次にこの予想期日前投票総数から推測される最終得票数は以下の表のとおりとなる。
|
期前最終予想 |
期前/投票 |
予想投票数 |
予想投票率 |
引用時点 |
|
1,731,810 |
25.08% |
6,905,144 |
60.21% |
H28知事選 |
|
1,731,810 |
20.34% |
8,514,307 |
74.24% |
H26知事選 |
|
1,731,810 |
29.41% |
5,888,507 |
51.34% |
R1 参議選 |
|
1,731,810 |
37.44% |
4,625,561 |
40.33% |
H29衆議選 |
維新は前回の参議選で48万票を獲得しており、小野は50万票程度、小池は自公票の積み上げて280万票と想定する。
その上で上記表を解説すると、
①最上段は前回知事選の期日前と投票総数との比率を用いて投票総数を導出すると、投票率は60%で投票総数は690万票となる。

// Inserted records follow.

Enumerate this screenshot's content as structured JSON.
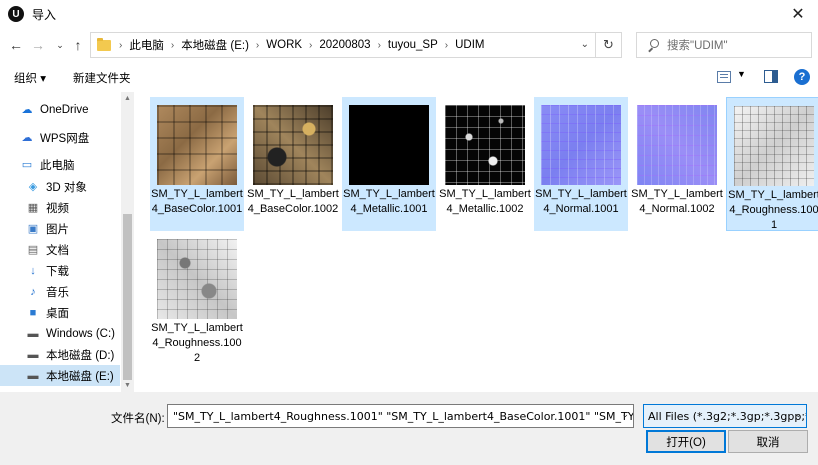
{
  "window": {
    "title": "导入",
    "app_icon_glyph": "U"
  },
  "address": {
    "crumbs": [
      "此电脑",
      "本地磁盘 (E:)",
      "WORK",
      "20200803",
      "tuyou_SP",
      "UDIM"
    ]
  },
  "search": {
    "placeholder": "搜索\"UDIM\""
  },
  "toolbar": {
    "organize": "组织 ▾",
    "new_folder": "新建文件夹"
  },
  "nav": {
    "items": [
      {
        "label": "OneDrive",
        "icon": "cloud-icon"
      },
      {
        "label": "WPS网盘",
        "icon": "wps-cloud-icon"
      },
      {
        "label": "此电脑",
        "icon": "computer-icon"
      },
      {
        "label": "3D 对象",
        "icon": "3d-objects-icon"
      },
      {
        "label": "视频",
        "icon": "video-icon"
      },
      {
        "label": "图片",
        "icon": "pictures-icon"
      },
      {
        "label": "文档",
        "icon": "documents-icon"
      },
      {
        "label": "下载",
        "icon": "downloads-icon"
      },
      {
        "label": "音乐",
        "icon": "music-icon"
      },
      {
        "label": "桌面",
        "icon": "desktop-icon"
      },
      {
        "label": "Windows (C:)",
        "icon": "drive-icon"
      },
      {
        "label": "本地磁盘 (D:)",
        "icon": "drive-icon"
      },
      {
        "label": "本地磁盘 (E:)",
        "icon": "drive-icon"
      }
    ],
    "selected": "本地磁盘 (E:)"
  },
  "files": [
    {
      "name": "SM_TY_L_lambert4_BaseColor.1001",
      "selected": true
    },
    {
      "name": "SM_TY_L_lambert4_BaseColor.1002",
      "selected": false
    },
    {
      "name": "SM_TY_L_lambert4_Metallic.1001",
      "selected": true
    },
    {
      "name": "SM_TY_L_lambert4_Metallic.1002",
      "selected": false
    },
    {
      "name": "SM_TY_L_lambert4_Normal.1001",
      "selected": true
    },
    {
      "name": "SM_TY_L_lambert4_Normal.1002",
      "selected": false
    },
    {
      "name": "SM_TY_L_lambert4_Roughness.1001",
      "selected": true
    },
    {
      "name": "SM_TY_L_lambert4_Roughness.1002",
      "selected": false
    }
  ],
  "footer": {
    "filename_label": "文件名(N):",
    "filename_value": "\"SM_TY_L_lambert4_Roughness.1001\" \"SM_TY_L_lambert4_BaseColor.1001\" \"SM_TY_L_lan",
    "filter_value": "All Files (*.3g2;*.3gp;*.3gpp;*",
    "open_label": "打开(O)",
    "cancel_label": "取消"
  }
}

このとき小池・小野及び泡沫10万票を除くと残り350万票程度を宇都宮と山本太郎で痛み分けとなるため予断を許さない状況となる。仮に宇都宮が150万票以上をを獲得すれば山本は小池に届かないことになる。
②二段目は前々回の知事選の期日前と投票総数との比率を用いて投票総数を導出すると、投票率は74%で投票総数は850万票。

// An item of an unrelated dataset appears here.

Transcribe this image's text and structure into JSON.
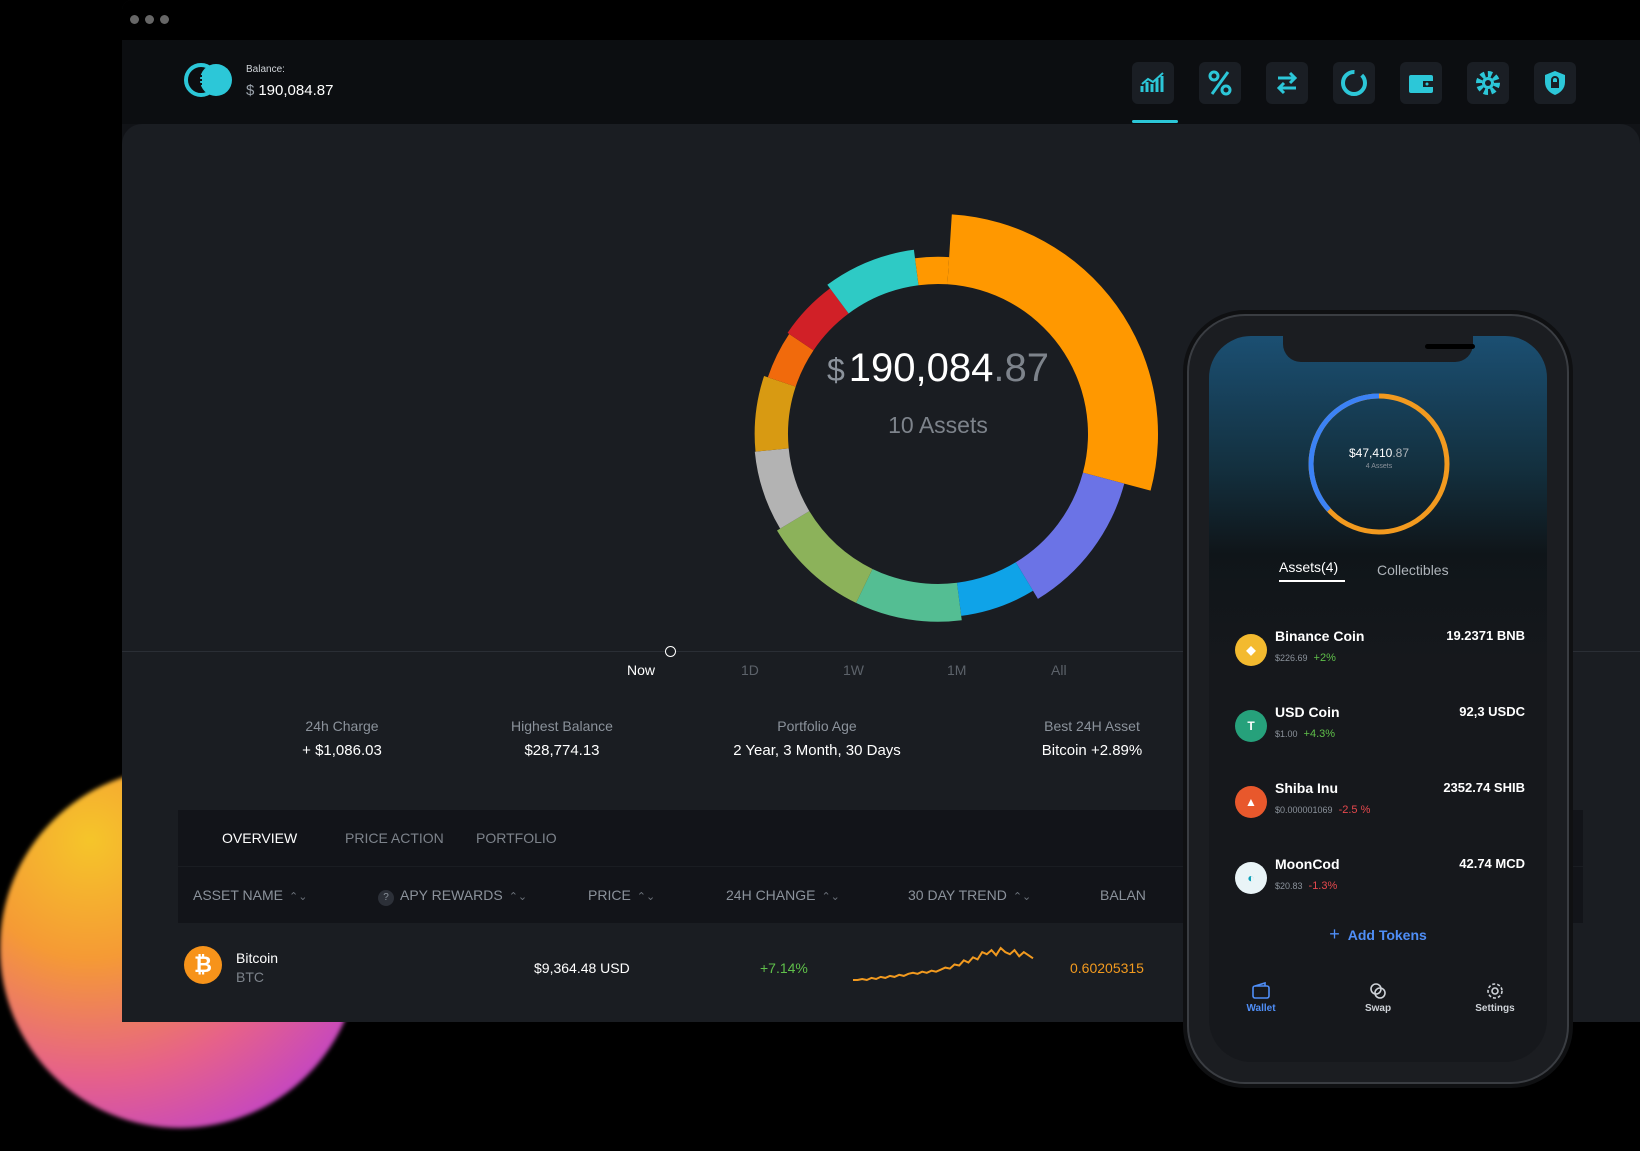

このときは小池は300万票を超えず、宇都宮を100万程度で抑えられれば、山本太郎は400~450万票を獲得し勝利するだろう。
③三段目は昨年参議選における期日前と投票総数との比率を用いて投票総数を導出すると、投票率は前回知事選と同じく51%で投票総数は590万票。山本太郎は150~160万程度で小池に及ばない。
④四段目は近年最も期日前投票比率の高かったH29衆議選の期日前と投票総数との比率を用いて投票総数を導出すると、投票率は40%で投票総数は460万票。実は小池、自公サイドはこの低投票率を目論んでいたものと考える。このときは小池が250万票に落ち込んでも、宇都宮100万票、山本50万、小野50万の最悪のシナリオとなる。

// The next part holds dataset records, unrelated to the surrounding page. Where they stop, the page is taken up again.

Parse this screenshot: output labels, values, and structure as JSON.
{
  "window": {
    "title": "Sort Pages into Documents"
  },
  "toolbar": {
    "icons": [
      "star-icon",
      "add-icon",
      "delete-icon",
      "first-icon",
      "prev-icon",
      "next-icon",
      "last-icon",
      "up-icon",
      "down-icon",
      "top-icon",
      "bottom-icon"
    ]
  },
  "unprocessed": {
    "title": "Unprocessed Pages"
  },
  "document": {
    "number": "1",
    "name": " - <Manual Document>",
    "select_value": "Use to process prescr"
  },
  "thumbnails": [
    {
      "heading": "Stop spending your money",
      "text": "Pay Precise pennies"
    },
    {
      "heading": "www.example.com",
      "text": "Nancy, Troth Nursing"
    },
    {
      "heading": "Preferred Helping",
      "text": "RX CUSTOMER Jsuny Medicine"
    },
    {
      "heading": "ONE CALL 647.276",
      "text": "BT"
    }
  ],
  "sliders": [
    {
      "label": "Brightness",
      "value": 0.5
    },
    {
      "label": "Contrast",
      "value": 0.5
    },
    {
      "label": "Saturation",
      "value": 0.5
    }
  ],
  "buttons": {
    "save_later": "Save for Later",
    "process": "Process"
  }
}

過去2回の視点を変えたアプローチによる各候補者の得票予想に上記内容を加味して総合的に判断すると、今回知事選の最大の鍵は“投票率”である。最低でも投票率が60%を上回り、かつ山本が宇都宮の組織票170万票から100万票を奪い取り、前回知事選からの上乗せ10%の100万票をほぼ手中に収めることができたならば十分に山本太郎に勝機は生まれることに希望を込めて記すこととする。